Horse Advocates Support Ag Bill Coming Up January 2014
Newsdate: Thu 26 December 2013 – 6:25 am Location: WASHINGTON, DC
A bill coming before the US Congress in January 2014 by the House and Senate Agriculture Appropriations committee includes language barring the U.S. Department of Agriculture from funding inspections at horse slaughter plants.
This provision would reinstate a prohibition that had been in place from 2007 to 2011. Horse advocates see It as urgently needed since at least three companies are about to open horse
Michael Markarian, the chief program and policy officer of the Humane Society of the United States and president of The Fund for Animals, said the law change was urgently needed, given the pending opening of horse slaughter plants in the US.
It makes no sense for the federal government to spend millions of taxpayer dollars to oversee new horse slaughter plants at a time when Congress is so focused on fiscal responsibility.
Horse advocates see horse slaughter as cruel and say that it cannot be made humane. In addition, the U.S. public overwhelmingly opposes it. Horses are shipped for more than 24 hours at a time without food, water, or rest in crowded trucks in which the animals are often seriously injured or killed in transit.
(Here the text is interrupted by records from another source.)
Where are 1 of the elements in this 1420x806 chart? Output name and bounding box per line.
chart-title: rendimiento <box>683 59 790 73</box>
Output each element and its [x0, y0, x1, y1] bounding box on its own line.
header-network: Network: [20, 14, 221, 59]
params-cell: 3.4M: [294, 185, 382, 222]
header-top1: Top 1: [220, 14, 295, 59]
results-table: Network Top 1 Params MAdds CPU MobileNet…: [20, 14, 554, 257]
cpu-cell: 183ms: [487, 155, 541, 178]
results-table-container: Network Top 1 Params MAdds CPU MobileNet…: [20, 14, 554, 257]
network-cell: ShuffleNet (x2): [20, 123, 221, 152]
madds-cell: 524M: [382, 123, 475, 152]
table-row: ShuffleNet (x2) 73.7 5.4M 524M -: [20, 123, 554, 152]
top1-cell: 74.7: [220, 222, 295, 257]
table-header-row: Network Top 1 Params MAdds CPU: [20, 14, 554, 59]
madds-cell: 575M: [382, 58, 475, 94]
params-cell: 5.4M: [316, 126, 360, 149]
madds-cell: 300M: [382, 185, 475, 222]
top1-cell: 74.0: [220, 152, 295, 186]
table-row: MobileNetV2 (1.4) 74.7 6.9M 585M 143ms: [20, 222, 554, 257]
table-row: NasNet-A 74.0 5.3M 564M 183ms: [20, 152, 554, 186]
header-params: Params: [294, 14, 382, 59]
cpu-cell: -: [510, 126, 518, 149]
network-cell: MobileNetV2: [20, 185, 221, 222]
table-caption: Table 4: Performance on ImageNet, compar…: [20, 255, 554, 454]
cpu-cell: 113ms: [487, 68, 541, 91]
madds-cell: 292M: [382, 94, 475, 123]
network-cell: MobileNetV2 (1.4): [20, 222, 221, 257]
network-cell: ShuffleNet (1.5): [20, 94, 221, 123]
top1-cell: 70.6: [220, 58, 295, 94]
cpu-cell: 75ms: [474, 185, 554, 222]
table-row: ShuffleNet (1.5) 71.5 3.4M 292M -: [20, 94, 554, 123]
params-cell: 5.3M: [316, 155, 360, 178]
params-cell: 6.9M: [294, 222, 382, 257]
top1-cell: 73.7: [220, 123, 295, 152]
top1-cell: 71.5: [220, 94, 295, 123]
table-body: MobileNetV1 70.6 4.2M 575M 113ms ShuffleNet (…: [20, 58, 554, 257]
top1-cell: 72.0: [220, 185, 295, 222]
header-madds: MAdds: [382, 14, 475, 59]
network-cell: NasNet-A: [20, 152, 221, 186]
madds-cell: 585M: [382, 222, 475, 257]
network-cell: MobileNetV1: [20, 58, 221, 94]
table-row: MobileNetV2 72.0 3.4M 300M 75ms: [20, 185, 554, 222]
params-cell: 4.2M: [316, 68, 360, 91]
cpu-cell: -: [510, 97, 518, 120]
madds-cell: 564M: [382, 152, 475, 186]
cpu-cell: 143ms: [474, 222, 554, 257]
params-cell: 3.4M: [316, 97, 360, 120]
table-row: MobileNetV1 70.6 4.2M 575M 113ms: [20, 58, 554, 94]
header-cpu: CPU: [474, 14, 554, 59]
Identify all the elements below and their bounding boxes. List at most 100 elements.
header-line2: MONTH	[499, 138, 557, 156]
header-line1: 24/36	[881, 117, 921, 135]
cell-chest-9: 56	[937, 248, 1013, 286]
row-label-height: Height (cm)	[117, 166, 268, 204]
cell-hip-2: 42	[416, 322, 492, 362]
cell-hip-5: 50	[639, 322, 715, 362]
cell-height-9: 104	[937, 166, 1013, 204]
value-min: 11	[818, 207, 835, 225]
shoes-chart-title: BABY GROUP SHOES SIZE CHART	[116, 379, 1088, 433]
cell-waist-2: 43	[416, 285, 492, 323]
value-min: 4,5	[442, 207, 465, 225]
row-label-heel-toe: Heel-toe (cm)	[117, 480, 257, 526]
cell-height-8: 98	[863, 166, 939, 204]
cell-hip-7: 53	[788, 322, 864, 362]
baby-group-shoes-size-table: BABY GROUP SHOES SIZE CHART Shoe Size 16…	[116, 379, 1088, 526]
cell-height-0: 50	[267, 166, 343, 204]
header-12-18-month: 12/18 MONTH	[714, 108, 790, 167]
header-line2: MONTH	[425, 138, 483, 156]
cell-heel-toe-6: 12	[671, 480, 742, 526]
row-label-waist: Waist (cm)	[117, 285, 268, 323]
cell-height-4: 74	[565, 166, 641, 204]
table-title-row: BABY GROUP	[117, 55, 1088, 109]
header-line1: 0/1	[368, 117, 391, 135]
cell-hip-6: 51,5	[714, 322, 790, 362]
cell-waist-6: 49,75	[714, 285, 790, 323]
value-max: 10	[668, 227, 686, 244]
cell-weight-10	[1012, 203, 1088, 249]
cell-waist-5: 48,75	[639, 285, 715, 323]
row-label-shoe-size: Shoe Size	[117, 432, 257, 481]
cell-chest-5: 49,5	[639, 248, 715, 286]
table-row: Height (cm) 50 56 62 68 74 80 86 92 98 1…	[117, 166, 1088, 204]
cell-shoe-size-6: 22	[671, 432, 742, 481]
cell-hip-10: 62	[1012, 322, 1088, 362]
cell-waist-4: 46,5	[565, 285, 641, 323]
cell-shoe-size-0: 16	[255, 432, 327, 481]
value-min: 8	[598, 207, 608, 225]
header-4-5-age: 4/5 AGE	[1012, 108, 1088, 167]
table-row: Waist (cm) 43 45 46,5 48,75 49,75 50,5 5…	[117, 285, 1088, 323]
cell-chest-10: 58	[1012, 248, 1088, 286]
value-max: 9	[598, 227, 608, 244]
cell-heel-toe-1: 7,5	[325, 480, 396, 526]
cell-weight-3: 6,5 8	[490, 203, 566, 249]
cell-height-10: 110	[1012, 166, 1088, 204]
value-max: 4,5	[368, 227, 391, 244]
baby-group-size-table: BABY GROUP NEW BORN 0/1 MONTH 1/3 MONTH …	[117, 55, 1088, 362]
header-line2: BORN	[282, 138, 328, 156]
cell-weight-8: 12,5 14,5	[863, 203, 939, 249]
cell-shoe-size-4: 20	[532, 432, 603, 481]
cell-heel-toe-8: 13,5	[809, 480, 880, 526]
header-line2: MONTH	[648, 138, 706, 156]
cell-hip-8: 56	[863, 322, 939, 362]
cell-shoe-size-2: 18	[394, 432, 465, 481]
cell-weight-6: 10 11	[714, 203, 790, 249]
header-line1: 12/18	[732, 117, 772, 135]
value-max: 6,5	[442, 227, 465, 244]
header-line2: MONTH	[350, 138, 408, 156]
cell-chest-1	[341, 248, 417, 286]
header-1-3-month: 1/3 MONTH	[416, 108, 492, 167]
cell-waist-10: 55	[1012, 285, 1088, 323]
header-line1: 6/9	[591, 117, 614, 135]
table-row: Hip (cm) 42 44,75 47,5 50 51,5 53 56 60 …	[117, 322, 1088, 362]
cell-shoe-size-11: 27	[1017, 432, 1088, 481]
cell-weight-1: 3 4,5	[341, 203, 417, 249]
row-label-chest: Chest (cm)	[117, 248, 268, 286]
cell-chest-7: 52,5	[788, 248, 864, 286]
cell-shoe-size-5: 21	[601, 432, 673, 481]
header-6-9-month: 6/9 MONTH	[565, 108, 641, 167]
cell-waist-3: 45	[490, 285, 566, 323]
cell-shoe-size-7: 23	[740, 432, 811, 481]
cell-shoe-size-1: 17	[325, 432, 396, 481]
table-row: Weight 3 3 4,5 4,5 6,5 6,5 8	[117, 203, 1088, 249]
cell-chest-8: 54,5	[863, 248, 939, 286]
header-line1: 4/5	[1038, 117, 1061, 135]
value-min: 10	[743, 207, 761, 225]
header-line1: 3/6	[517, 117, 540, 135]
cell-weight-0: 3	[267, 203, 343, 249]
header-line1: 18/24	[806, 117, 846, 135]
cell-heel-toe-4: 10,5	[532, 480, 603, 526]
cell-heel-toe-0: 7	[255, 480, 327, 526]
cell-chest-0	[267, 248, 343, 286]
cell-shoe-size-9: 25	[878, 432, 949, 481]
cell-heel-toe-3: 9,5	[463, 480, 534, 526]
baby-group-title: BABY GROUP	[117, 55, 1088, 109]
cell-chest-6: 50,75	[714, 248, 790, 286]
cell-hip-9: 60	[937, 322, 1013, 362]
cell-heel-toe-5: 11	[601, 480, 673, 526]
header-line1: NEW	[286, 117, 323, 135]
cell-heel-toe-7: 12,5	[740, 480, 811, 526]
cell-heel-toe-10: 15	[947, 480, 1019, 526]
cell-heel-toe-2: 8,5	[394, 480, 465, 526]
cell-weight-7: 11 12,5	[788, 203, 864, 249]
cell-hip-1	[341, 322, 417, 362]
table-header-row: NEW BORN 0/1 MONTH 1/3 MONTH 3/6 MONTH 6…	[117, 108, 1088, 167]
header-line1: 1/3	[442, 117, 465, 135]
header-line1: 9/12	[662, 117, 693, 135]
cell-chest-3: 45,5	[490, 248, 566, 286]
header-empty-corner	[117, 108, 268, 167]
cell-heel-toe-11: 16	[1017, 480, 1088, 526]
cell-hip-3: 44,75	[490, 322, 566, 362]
Horses are skittish by nature due to their heightened fight-or-flight response, and the methods used to slaughter them rarely result in quick, painless deaths; they often endure repeated blows during attempts to render them unconscious and sometimes remain alive and kicking during dismemberment.
Suppliers for horse slaughter plants buy up young and healthy horses, often by misrepresenting their intentions, and kill them to sell the meat to Europe and Japan. Horse advocates are pressing to have the horse slaughter provision sustained in the omnibus bill that Congress plans to act on by January 15 to avoid another government shutdown.